Le problème principal, concernant cette ordonnance de protection, résidait dans une connaissance inégale, sur l’ensemble du territoire, de ce qu’elle était vraiment et des situations dans lesquelles elle pouvait être prononcée. Nous avons voulu corriger cette inégalité entre des ressorts où l’ordonnance de protection était bien prononcée et où elle était un instrument servant à protéger les femmes et les familles et des ressorts où il en était peu fait usage.
Nous avons corrigé cette situation grâce à plusieurs moyens. D’abord, nous avons allongé la prorogation en la faisant passer de quatre mois à six mois, et nous avons permis qu’elle soit prononcée deux fois. Ensuite, nous avons fait en sorte, par circulaire, que l’ensemble des ressorts aient connaissance de ce qu’est l’ordonnance de protection. L’École nationale de la magistrature a également, à ma demande, conçu des modules de formation initiale sur ces instruments de protection des femmes contre les violences. En juin 2013, nous avons ouvert le cycle de formation aux magistrats, aux policiers, aux gendarmes et aux avocats. Nous avons en outre introduit dans la loi des dispositions relatives à l’expulsion du conjoint hors du logement commun. Vous êtes certainement sensible, monsieur Geoffroy, au fait que nous avons aussi ajouté des obligations de stage chez le conjoint, parce que les histoires amoureuses et familiales sont compliquées.

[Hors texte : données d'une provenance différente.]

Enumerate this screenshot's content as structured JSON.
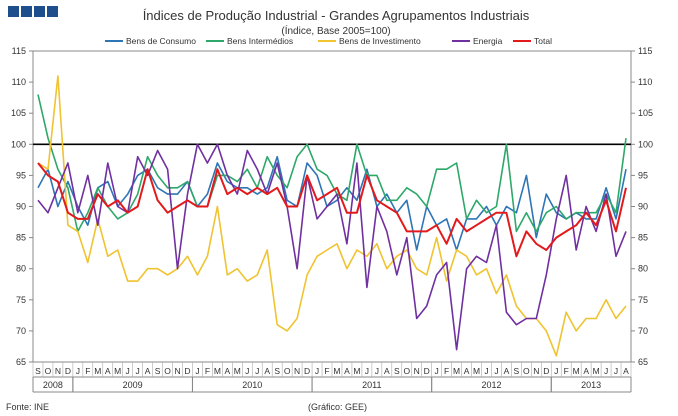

Nous connaissons des cas, y compris dramatiques, de séparation difficile où la femme porte plainte et, sans qu’il y ait forcément eu des pressions, revienne sur sa plainte ; elle peut être dans une attitude d’hésitation, tout simplement parce que c’est la réalité des sentiments humains. Par conséquent, nous introduisons la sanction pour l’auteur des violences, mais aussi des dispositions permettant qu’il soit contraint de suivre des stages contre les violences faites aux femmes. Vous savez que j’ai lancé en janvier 2014 un marché public pour la généralisation, sur l’ensemble du territoire, de l’opération « Téléphone, femmes en grand danger », et ce sera mis en place dès le mois de juillet de cette année. Je voulais absolument revenir là-dessus, d’abord parce que c’est un sujet très sérieux et très douloureux, ensuite parce que je sais que vous y avez beaucoup travaillé et que vous le connaissez vraiment très bien, monsieur Guy Geoffroy, et que vous ne pouvez pas prétendre que la suppression des peines plancher est de nature à punir moins sévèrement les récidivistes de violences commises contre les femmes.